The Internet has always been a self-publishing medium.  It has made it easy for anyone to put out their point of view or their art and find like-minded people who can share, support and build on a common idea.  The Internet has made it easy for people to be sociable without being social, and music taps into that situation very cleanly, because too often musical tastes are considered strange, or even too personal to share with others.  Music tastes can create a community and that community can allow you to find people whom you relate to.  Music is able to tap into the zeitgeist and create affinity that doesn’t otherwise get tapped.  

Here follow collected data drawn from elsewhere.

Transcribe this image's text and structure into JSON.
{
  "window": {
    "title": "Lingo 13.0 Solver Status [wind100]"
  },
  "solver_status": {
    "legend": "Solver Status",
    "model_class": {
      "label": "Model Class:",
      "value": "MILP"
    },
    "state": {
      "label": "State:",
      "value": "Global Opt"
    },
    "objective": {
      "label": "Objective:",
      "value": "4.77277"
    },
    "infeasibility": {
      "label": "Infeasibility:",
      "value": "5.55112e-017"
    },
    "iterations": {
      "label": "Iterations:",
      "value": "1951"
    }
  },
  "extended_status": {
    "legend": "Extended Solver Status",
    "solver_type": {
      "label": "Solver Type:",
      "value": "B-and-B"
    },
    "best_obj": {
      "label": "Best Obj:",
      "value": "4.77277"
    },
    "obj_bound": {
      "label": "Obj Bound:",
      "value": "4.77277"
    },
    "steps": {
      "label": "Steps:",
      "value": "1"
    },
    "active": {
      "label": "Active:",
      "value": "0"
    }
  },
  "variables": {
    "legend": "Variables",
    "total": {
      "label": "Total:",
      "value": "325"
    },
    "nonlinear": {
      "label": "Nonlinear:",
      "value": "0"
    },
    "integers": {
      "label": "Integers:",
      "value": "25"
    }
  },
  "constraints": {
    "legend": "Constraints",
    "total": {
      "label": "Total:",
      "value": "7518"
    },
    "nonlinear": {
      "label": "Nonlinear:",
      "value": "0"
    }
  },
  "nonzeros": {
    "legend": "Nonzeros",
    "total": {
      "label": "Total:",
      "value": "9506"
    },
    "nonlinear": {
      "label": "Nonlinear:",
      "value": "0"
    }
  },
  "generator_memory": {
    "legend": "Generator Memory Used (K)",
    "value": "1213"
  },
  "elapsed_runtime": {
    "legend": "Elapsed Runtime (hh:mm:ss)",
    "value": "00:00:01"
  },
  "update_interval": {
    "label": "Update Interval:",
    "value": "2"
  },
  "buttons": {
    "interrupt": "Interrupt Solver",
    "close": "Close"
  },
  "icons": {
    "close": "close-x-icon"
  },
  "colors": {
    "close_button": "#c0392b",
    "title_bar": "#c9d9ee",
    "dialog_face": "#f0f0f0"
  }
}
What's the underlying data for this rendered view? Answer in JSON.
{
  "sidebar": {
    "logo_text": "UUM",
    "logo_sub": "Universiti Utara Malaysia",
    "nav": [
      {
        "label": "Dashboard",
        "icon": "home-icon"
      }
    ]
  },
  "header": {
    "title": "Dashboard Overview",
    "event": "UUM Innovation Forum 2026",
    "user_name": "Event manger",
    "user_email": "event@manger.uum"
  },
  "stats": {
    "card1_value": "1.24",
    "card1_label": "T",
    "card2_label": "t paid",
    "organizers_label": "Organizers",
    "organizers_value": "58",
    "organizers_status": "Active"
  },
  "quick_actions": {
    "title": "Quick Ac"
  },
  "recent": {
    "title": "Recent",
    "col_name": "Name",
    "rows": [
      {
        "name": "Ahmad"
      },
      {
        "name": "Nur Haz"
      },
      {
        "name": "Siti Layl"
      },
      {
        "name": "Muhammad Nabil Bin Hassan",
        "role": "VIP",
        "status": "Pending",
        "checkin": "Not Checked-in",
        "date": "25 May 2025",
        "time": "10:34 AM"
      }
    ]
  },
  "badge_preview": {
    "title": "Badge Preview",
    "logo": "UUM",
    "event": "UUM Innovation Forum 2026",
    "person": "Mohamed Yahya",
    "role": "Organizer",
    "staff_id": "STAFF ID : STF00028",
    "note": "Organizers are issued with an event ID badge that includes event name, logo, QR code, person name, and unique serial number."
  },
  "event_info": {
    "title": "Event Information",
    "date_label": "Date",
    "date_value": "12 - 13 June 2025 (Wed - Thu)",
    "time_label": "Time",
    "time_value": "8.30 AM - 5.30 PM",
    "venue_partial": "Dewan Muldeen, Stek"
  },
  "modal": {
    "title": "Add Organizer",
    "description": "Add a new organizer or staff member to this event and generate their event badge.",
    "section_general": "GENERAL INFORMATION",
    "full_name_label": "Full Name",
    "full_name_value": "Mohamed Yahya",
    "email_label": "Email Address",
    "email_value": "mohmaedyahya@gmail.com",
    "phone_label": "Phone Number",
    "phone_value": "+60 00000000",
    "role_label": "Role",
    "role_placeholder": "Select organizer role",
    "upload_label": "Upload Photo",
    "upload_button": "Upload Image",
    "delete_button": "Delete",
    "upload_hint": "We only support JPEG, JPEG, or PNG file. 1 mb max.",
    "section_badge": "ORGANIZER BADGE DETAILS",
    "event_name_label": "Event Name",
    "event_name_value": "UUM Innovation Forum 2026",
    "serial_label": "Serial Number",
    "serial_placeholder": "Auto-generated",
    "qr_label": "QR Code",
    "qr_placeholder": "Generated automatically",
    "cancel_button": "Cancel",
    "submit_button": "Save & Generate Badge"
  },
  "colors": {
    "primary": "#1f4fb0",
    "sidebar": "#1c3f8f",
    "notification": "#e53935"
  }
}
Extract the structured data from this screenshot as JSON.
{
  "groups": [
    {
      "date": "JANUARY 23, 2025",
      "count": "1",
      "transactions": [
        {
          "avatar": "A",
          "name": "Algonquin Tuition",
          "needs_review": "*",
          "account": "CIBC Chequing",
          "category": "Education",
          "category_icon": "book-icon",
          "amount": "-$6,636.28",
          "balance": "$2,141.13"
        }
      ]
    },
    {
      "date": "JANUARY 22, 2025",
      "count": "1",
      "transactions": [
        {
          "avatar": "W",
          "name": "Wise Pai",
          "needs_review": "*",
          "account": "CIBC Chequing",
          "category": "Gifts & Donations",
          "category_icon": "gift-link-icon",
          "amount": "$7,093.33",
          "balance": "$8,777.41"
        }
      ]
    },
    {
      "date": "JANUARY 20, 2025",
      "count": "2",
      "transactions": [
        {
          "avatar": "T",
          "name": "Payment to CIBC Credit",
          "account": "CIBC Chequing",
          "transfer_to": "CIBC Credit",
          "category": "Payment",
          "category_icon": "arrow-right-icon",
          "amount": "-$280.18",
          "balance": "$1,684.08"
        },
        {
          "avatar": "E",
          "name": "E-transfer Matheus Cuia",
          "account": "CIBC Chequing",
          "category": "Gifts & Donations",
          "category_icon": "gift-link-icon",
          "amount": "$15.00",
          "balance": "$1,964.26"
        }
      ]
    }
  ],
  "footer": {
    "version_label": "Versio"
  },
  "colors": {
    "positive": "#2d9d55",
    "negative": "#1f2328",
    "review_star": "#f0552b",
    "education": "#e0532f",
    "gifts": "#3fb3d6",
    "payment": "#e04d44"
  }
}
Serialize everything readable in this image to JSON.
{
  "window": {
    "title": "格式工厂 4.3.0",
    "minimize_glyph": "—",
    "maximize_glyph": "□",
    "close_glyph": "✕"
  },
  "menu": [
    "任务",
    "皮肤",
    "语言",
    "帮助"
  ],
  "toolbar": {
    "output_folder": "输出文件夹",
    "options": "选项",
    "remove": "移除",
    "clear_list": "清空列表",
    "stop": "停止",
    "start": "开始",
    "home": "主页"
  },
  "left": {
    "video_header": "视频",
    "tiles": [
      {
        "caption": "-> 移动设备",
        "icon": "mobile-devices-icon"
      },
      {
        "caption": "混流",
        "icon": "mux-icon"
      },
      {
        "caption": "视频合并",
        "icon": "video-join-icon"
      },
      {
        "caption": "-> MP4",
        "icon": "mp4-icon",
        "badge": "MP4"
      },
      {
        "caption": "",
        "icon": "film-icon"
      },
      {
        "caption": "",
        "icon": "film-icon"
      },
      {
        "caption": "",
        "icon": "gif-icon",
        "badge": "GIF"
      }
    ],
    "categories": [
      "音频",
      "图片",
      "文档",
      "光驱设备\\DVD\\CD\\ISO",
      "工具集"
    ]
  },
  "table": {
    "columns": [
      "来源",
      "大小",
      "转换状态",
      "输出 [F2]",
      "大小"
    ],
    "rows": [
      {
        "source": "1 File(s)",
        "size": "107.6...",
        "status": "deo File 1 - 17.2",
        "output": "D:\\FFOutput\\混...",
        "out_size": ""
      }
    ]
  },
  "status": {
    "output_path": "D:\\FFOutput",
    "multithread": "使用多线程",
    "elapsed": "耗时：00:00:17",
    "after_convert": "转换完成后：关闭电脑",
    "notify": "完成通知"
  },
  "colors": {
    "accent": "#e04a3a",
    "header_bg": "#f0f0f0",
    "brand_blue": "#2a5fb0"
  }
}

So that brings me back to Tom.  MySpace has gone through a couple of iterations, and I believe it recently shut down for good.  I am sure Tom is long gone, many years back.  He probably made his money and became a venture capitalist like the rest of the dot-com illuminati.  I hope he did.  He probably deserves it.  

If he was smart, he put some money into SoundCloud and maybe even personally backed Billie Eilish, since she is the sole heir of the musical fortunes of MySpace at this point.  In the meantime, I wonder who will be next tastemaker to emerge from SoundCloud or whatever music platform the kids are listening to today?